Así expresó a Jujuy Económico el presidente de la Cámara del Tabaco de Jujuy, Pedro Pascuttini. Aunque alrededor del 90% del tabaco producido en la provincia tiene destino de exportación, aseguró que las condiciones económicas y logísticas del país limitan seriamente la rentabilidad.
“El gran desafío está en lo comercial y en los costos que debe afrontar el norte argentino para exportar”, señaló Pascuttini, al remarcar que el contexto internacional continúa siendo complejo y altamente dependiente de variables externas, no sólo con consecuencias en el tabaco sino en otras actividades del norte argentino.
El dirigente explicó que gran parte de las exportaciones argentinas se realizan en mercados de commodities, donde los precios internacionales deben concatenarse con los costos de producción; este proceso se aliviaría en gran medida si se resuelven dificultades estructurales que afectan a las provincias del NOA, particularmente en materia de infraestructura y logística.
Ello, en medio del buen arranque de la campaña actual, un excelente rendimiento productivo y tabaco de reconocida calidad, a partir del esfuerzo de los productores y las buenas condiciones climáticas; pero que implicó por otra parte la gestión ante los acopios para que se siga recibiendo tabaco de productores que aún no pudieron colocarlo, luego de cimbronazos registrados desde febrero último.
El desafío del comercio exterior
“Las rutas están en mal estado, el ferrocarril no tiene la fluidez necesaria y los puertos tienen sobrecostos importantes”, indicó Pascuttini.
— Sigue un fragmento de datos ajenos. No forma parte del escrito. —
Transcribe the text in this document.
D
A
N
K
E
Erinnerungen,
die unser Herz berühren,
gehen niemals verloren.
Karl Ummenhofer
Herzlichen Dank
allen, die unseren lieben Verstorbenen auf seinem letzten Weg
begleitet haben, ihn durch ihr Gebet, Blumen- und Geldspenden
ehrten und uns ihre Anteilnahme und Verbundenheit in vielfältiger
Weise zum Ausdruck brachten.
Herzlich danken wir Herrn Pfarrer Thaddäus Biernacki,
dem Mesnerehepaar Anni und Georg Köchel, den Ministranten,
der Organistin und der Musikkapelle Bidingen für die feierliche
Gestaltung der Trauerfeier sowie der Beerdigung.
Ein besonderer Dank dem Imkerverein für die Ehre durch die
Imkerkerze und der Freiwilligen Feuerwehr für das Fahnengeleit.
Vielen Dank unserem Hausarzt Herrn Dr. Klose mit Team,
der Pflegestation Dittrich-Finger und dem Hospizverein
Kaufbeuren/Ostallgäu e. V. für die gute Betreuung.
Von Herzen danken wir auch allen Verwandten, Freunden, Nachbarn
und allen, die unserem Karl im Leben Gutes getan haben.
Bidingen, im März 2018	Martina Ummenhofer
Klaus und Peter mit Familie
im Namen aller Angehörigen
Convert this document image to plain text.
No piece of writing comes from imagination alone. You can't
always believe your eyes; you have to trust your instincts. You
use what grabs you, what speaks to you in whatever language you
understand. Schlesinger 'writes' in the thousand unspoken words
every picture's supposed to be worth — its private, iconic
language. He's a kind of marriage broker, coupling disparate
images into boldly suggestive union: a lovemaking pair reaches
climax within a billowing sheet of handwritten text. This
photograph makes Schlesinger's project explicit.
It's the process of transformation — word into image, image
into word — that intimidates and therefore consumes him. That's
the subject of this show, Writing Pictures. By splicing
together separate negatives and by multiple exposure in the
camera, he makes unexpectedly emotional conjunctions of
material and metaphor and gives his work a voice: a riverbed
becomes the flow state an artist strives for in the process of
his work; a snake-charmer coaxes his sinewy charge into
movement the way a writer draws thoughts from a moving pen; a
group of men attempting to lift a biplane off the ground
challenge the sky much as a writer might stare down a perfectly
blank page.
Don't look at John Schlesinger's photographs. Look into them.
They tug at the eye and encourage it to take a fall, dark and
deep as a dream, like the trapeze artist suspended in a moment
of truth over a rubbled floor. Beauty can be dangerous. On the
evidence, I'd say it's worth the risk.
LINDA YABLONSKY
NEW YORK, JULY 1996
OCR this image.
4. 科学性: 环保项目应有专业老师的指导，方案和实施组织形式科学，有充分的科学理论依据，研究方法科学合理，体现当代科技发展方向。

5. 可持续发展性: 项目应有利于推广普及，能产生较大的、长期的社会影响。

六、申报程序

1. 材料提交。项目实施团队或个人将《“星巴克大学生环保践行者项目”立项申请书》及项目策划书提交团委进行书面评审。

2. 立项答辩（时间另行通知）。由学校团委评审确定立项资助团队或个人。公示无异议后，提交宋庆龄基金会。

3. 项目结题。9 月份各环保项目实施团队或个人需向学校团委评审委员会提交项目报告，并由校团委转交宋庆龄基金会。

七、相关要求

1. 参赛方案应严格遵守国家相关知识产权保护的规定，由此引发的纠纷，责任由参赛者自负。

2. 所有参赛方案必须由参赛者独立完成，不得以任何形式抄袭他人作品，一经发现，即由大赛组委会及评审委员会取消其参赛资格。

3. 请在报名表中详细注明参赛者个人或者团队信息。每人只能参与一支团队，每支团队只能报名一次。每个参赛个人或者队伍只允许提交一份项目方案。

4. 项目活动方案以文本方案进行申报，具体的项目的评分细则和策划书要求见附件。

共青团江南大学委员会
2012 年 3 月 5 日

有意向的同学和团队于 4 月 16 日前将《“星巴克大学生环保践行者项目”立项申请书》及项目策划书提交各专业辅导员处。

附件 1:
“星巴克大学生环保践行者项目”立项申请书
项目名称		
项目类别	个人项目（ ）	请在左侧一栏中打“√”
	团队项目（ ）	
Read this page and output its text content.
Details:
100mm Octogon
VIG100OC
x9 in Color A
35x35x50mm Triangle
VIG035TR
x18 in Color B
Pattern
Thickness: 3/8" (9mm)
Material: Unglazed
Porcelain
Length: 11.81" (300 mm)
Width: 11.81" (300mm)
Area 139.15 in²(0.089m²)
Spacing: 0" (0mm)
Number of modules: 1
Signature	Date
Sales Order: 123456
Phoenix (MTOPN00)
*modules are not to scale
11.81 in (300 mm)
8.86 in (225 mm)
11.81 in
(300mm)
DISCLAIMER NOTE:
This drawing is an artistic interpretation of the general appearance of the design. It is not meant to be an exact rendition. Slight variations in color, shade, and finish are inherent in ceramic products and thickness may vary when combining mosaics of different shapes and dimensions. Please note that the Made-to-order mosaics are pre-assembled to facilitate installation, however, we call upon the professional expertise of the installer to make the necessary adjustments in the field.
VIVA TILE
Estas desventajas generan una pérdida de competitividad frente a otros países productores y reducen el impacto económico positivo que deberían generar las exportaciones.
A fin de atender las desventajas del NOA, el dirigente afirmó que recientemente se dialogó con “todas las economías regionales y diputados nacionales, diciéndoles que necesitamos proyectos de ley que nos ayuden a tener competitividad: que contemplen la lejanía del puerto que tenemos, la presión tributaria que ya es asfixiante”. A ello sumó la situación cambiaria “que no está acompañando”, los peajes y los precios internacionales en ascenso “a partir de los conflictos bélicos de público conocimiento”, que repercuten en la suba de combustibles, servicios y tarifas energéticas.
La preocupación central pasa por lograr que el crecimiento exportador pueda transformarse efectivamente en mayor competitividad, mejores ingresos y desarrollo regional sostenible para Jujuy. “Creo que tenemos que buscar todas las alternativas para salir de esto, aguantar y continuar la actividad, con la esperanza que vamos a estar mejor”, dijo.

“Las empresas que hace años generan trabajo y valor agregado también necesitan reglas claras y beneficios que permitan sostener la actividad”.
En el balance general, el complejo tabacalero del norte argentino continúa siendo estratégico por su capacidad exportadora, generación de empleo y derrame económico en localidades rurales de Jujuy y Salta. Sin embargo, el sector atraviesa una paradoja estructural: produce más, exporta más y sostiene estándares internacionales de calidad, pero el productor primario percibe márgenes cada vez más ajustados. La dependencia de mercados externos, la volatilidad internacional de precios y el incremento de costos internos configuran un escenario donde la competitividad del NOA ya no depende solamente del volumen producido, sino de la capacidad de mejorar la distribución del ingreso dentro de la cadena de valor.